Provenance Tracking

Overview#

When a profile emerges from the fusion of ten source records, an analyst applying it to an operation has an immediate question: where did this come from, and can I trust it? That question is not rhetorical, in a multi-national intelligence context it has legal, operational, and liability dimensions. Without first-class provenance, the answer is locked in database timestamps and log files that no analyst can navigate during a time-critical mission.

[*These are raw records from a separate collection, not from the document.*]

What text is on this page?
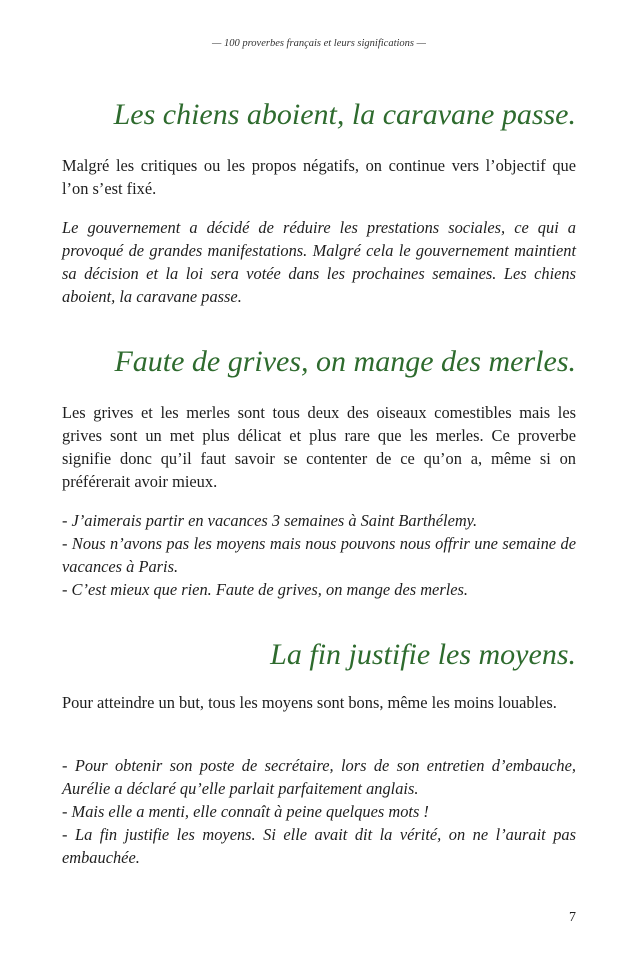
— 100 proverbes français et leurs significations —
Les chiens aboient, la caravane passe.

Malgré les critiques ou les propos négatifs, on continue vers l’objectif que l’on s’est fixé.

Le gouvernement a décidé de réduire les prestations sociales, ce qui a provoqué de grandes manifestations. Malgré cela le gouvernement maintient sa décision et la loi sera votée dans les prochaines semaines. Les chiens aboient, la caravane passe.

Faute de grives, on mange des merles.

Les grives et les merles sont tous deux des oiseaux comestibles mais les grives sont un met plus délicat et plus rare que les merles. Ce proverbe signifie donc qu’il faut savoir se contenter de ce qu’on a, même si on préférerait avoir mieux.

- J’aimerais partir en vacances 3 semaines à Saint Barthélemy.
- Nous n’avons pas les moyens mais nous pouvons nous offrir une semaine de vacances à Paris.
- C’est mieux que rien. Faute de grives, on mange des merles.
La fin justifie les moyens.

Pour atteindre un but, tous les moyens sont bons, même les moins louables.

- Pour obtenir son poste de secrétaire, lors de son entretien d’embauche, Aurélie a déclaré qu’elle parlait parfaitement anglais.
- Mais elle a menti, elle connaît à peine quelques mots !
- La fin justifie les moyens. Si elle avait dit la vérité, on ne l’aurait pas embauchée.
7
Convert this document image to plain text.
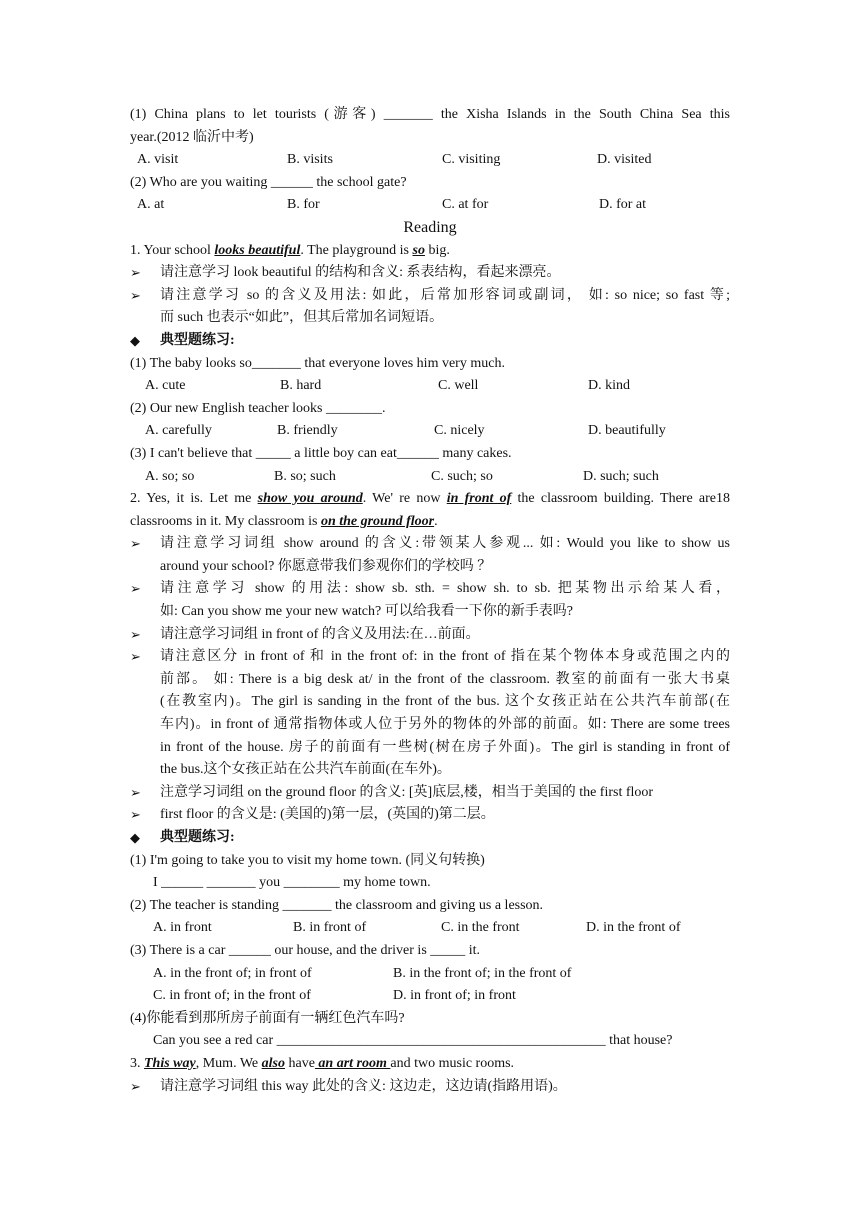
(1) China plans to let tourists (游客) _______ the Xisha Islands in the South China Sea this
year.(2012 临沂中考)
A. visit	B. visits	C. visiting	D. visited
(2) Who are you waiting ______ the school gate?
A. at	B. for	C. at for	D. for at
Reading
1. Your school looks beautiful. The playground is so big.
➢ 请注意学习 look beautiful 的结构和含义: 系表结构，看起来漂亮。
➢ 请注意学习 so 的含义及用法: 如此，后常加形容词或副词， 如: so nice; so fast 等;
而 such 也表示“如此”，但其后常加名词短语。
◆ 典型题练习:
(1) The baby looks so_______ that everyone loves him very much.
A. cute	B. hard	C. well	D. kind
(2) Our new English teacher looks ________.
A. carefully	B. friendly	C. nicely	D. beautifully
(3) I can't believe that _____ a little boy can eat______ many cakes.
A. so; so	B. so; such	C. such; so	D. such; such
2. Yes, it is. Let me show you around. We' re now in front of the classroom building. There are18
classrooms in it. My classroom is on the ground floor.
➢ 请注意学习词组 show around 的含义:带领某人参观... 如: Would you like to show us
around your school? 你愿意带我们参观你们的学校吗 ？
➢ 请注意学习 show 的用法: show sb. sth. = show sh. to sb. 把某物出示给某人看，
如: Can you show me your new watch? 可以给我看一下你的新手表吗?
➢ 请注意学习词组 in front of 的含义及用法:在…前面。
➢ 请注意区分 in front of 和 in the front of: in the front of 指在某个物体本身或范围之内的
前部。 如: There is a big desk at/ in the front of the classroom. 教室的前面有一张大书桌
(在教室内)。The girl is sanding in the front of the bus. 这个女孩正站在公共汽车前部(在
车内)。in front of 通常指物体或人位于另外的物体的外部的前面。如: There are some trees
in front of the house. 房子的前面有一些树(树在房子外面)。The girl is standing in front of
the bus.这个女孩正站在公共汽车前面(在车外)。
➢ 注意学习词组 on the ground floor 的含义: [英]底层,楼，相当于美国的 the first floor
➢ first floor 的含义是: (美国的)第一层，(英国的)第二层。
◆ 典型题练习:
(1) I'm going to take you to visit my home town. (同义句转换)
I ______ _______ you ________ my home town.
(2) The teacher is standing _______ the classroom and giving us a lesson.
A. in front	B. in front of	C. in the front	D. in the front of
(3) There is a car ______ our house, and the driver is _____ it.
A. in the front of; in front of	B. in the front of; in the front of
C. in front of; in the front of	D. in front of; in front
(4)你能看到那所房子前面有一辆红色汽车吗?
Can you see a red car _______________________________________________ that house?
3. This way, Mum. We also have an art room and two music rooms.
➢ 请注意学习词组 this way 此处的含义: 这边走，这边请(指路用语)。
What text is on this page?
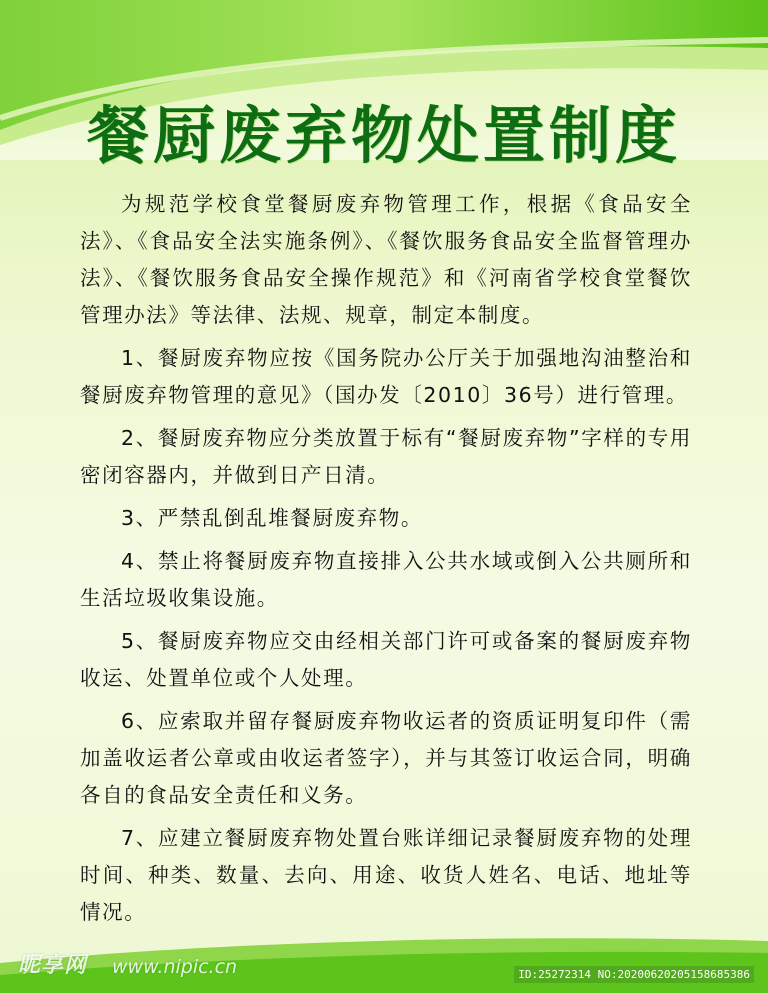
餐厨废弃物处置制度

为规范学校食堂餐厨废弃物管理工作，根据《食品安全法》、《食品安全法实施条例》、《餐饮服务食品安全监督管理办法》、《餐饮服务食品安全操作规范》和《河南省学校食堂餐饮管理办法》等法律、法规、规章，制定本制度。

1、餐厨废弃物应按《国务院办公厅关于加强地沟油整治和餐厨废弃物管理的意见》（国办发〔2010〕36号）进行管理。

2、餐厨废弃物应分类放置于标有“餐厨废弃物”字样的专用密闭容器内，并做到日产日清。

3、严禁乱倒乱堆餐厨废弃物。

4、禁止将餐厨废弃物直接排入公共水域或倒入公共厕所和生活垃圾收集设施。

5、餐厨废弃物应交由经相关部门许可或备案的餐厨废弃物收运、处置单位或个人处理。

6、应索取并留存餐厨废弃物收运者的资质证明复印件（需加盖收运者公章或由收运者签字），并与其签订收运合同，明确各自的食品安全责任和义务。

7、应建立餐厨废弃物处置台账详细记录餐厨废弃物的处理时间、种类、数量、去向、用途、收货人姓名、电话、地址等情况。

昵享网 www.nipic.cn	ID:25272314 NO:20200620205158685386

The Provenance Tracking module models data origin and lineage as native graph nodes using the W3C PROV-DM standard (W3C Recommendation, 30 April 2013). Every entity in the platform, profiles, indicators, merged records, ingested documents, carries an explicit provenance chain: who created it, through which pipeline activity, from which source entities, and at what time. Analysts can traverse that chain to the original source in a single query. The chain serialises to W3C PROV-JSON for export, external audit, and interoperability with allied systems.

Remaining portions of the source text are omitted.